Diagnosis – Rumination syndrome should be suspected in patients with effortless postprandial regurgitation without retching. A clinical diagnosis of rumination syndrome requires the fulfillment of Rome IV symptom-based diagnostic criteria (table 1 and table 2). A typical clinical history is diagnostic.  

High resolution impedance manometry testing is an adjunct for the clinical diagnosis. It serves to rule out achalasia, and postprandial evaluation can be used to objectively confirm rumination syndrome. Diagnostic findings of rumination syndrome on postprandial high resolution impedance manometry are reflux events extending to the proximal esophagus that are closely associated with an increase in gastric pressure to >30 mm Hg. (See 'Overview of diagnostic approach' above and 'High resolution impedance pH manometry' above.)

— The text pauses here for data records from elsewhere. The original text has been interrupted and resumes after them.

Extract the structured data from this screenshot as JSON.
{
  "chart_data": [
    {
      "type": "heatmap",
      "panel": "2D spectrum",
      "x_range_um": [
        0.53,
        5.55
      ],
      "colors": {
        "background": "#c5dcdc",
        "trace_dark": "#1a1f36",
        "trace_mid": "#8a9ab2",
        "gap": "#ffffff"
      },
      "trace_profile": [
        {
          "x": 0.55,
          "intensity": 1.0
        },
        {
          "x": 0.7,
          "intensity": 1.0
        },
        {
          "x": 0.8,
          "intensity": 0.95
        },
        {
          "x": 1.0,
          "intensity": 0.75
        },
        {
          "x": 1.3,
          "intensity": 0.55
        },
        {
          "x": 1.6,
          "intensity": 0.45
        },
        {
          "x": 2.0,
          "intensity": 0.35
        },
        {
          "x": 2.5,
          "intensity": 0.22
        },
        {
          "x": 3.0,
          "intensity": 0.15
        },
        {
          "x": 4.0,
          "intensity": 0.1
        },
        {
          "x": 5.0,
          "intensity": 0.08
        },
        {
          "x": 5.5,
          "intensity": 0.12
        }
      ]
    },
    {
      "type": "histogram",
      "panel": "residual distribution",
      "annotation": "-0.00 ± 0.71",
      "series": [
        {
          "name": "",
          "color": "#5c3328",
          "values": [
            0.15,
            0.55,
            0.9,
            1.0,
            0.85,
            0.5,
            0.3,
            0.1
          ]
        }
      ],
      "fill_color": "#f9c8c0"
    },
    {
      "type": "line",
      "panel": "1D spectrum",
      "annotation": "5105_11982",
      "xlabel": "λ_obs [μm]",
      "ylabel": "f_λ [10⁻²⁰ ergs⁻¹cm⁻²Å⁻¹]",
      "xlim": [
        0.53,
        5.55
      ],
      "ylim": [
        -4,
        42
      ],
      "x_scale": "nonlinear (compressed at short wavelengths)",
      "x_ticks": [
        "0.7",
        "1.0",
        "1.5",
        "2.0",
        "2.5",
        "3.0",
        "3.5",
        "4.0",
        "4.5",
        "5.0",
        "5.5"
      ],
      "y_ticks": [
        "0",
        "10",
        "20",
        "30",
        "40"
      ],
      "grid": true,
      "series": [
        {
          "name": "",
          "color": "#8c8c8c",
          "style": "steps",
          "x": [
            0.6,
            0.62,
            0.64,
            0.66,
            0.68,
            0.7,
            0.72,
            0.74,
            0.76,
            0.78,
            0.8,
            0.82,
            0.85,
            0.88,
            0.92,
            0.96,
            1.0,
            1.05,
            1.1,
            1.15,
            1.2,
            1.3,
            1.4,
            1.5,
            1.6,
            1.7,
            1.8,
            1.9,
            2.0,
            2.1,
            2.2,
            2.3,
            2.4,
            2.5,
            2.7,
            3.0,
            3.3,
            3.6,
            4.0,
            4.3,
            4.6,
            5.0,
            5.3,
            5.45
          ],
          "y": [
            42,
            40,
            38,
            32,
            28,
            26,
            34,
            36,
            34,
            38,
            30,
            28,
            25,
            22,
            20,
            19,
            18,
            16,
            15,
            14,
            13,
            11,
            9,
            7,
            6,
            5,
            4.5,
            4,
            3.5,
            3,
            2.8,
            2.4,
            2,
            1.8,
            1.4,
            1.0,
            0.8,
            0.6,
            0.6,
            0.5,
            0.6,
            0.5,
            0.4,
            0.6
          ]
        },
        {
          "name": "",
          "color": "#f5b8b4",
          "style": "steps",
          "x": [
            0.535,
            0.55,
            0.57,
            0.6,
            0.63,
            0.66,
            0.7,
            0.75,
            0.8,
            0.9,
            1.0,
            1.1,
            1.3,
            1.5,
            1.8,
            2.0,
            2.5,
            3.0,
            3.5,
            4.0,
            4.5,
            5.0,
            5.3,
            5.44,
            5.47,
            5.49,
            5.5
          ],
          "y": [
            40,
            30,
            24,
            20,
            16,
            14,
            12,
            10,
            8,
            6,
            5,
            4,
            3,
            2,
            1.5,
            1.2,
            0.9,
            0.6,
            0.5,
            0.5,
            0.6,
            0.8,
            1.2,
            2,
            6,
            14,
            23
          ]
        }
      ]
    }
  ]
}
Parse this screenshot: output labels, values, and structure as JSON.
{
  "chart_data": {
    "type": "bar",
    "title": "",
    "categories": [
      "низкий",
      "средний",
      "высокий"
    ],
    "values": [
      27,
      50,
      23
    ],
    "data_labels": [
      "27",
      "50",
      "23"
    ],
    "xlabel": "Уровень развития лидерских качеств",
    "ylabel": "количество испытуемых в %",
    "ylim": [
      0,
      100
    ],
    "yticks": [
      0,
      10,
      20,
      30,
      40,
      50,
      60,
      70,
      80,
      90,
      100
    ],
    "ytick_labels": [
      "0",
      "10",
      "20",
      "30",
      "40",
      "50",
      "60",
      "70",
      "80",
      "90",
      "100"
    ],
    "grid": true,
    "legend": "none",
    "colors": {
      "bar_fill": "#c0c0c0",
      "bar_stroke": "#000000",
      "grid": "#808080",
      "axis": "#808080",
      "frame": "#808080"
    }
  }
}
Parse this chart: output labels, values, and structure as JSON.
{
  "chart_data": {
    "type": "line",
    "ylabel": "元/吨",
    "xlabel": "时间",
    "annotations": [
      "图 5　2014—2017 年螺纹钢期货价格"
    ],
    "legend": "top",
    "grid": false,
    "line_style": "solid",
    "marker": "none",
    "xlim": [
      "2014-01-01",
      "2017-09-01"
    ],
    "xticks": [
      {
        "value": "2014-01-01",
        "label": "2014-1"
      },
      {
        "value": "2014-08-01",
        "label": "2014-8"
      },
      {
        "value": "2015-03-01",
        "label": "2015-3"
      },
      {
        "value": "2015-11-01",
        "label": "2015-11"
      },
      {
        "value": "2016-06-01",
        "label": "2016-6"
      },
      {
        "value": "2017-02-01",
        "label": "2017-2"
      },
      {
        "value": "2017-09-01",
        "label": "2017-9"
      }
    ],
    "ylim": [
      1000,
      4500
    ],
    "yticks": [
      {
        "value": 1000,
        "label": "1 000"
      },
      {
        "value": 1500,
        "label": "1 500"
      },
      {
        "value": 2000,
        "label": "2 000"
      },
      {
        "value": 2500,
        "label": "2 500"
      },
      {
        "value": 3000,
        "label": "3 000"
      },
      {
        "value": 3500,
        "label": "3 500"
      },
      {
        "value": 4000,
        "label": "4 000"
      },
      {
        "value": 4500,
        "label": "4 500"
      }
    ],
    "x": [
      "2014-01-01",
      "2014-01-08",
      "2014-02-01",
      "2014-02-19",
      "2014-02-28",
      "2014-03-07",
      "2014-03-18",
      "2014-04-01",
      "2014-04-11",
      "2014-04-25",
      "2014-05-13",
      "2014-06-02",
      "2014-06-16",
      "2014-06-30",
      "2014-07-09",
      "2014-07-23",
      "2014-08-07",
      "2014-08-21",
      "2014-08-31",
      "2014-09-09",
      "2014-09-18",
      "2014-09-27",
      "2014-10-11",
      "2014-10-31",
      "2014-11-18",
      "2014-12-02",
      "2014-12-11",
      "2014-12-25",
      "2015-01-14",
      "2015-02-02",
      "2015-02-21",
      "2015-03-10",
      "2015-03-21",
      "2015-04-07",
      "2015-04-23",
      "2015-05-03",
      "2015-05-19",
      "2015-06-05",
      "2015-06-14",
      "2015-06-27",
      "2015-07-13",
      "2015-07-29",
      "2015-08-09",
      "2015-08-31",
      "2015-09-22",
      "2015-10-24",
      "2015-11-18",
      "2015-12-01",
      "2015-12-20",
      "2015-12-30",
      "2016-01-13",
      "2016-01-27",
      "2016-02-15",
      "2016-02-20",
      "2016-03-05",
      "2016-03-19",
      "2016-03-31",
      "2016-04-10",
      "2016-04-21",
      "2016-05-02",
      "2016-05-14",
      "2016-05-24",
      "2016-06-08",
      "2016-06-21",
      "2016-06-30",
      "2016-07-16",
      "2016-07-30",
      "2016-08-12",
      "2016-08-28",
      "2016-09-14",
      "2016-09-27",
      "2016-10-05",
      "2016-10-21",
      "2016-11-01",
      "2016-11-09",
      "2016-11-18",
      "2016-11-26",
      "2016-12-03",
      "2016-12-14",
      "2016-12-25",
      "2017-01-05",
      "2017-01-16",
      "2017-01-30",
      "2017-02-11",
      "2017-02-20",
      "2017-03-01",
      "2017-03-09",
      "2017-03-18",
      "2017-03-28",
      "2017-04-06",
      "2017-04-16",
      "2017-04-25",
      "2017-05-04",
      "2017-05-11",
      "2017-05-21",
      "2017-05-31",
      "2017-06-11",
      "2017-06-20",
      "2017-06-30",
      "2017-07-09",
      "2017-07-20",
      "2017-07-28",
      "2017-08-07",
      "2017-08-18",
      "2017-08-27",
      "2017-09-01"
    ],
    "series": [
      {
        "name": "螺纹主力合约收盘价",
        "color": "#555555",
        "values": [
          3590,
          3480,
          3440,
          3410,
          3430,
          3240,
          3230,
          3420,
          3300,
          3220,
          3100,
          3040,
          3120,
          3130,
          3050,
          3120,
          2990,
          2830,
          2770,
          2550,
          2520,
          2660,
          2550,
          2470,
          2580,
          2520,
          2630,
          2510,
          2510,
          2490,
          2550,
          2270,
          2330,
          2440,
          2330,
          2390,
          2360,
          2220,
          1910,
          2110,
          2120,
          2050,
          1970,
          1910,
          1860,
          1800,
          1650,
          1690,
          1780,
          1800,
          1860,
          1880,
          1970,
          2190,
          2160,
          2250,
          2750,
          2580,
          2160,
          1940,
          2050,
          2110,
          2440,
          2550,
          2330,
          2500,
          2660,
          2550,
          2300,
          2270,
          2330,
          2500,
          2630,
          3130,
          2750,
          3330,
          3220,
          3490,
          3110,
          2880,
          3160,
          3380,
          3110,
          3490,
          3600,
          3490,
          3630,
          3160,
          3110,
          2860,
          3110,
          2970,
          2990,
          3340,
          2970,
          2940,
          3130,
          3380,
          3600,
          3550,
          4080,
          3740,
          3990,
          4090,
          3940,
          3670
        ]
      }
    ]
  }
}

We perform an upper gastrointestinal endoscopy in patients with suspected rumination syndrome to rule out a structural esophagogastric disorder. While duodenal biopsies may be abnormal, disease cut-offs for increased eosinophils and intraepithelial lymphocytes (IELs) in rumination are not yet established.  

Management – Initial management of rumination syndrome consists of education, treatment of underlying mood disorder, and behavior modification with diaphragmatic breathing. Diaphragmatic breathing reduces postprandial intragastric pressure and increases esophagogastric junction pressure, restoring the gastroesophageal pressure gradient. We reserve the use of baclofen for patients with symptoms refractory to initial treatment. (See 'Initial management' above and 'Refractory symptoms' above.)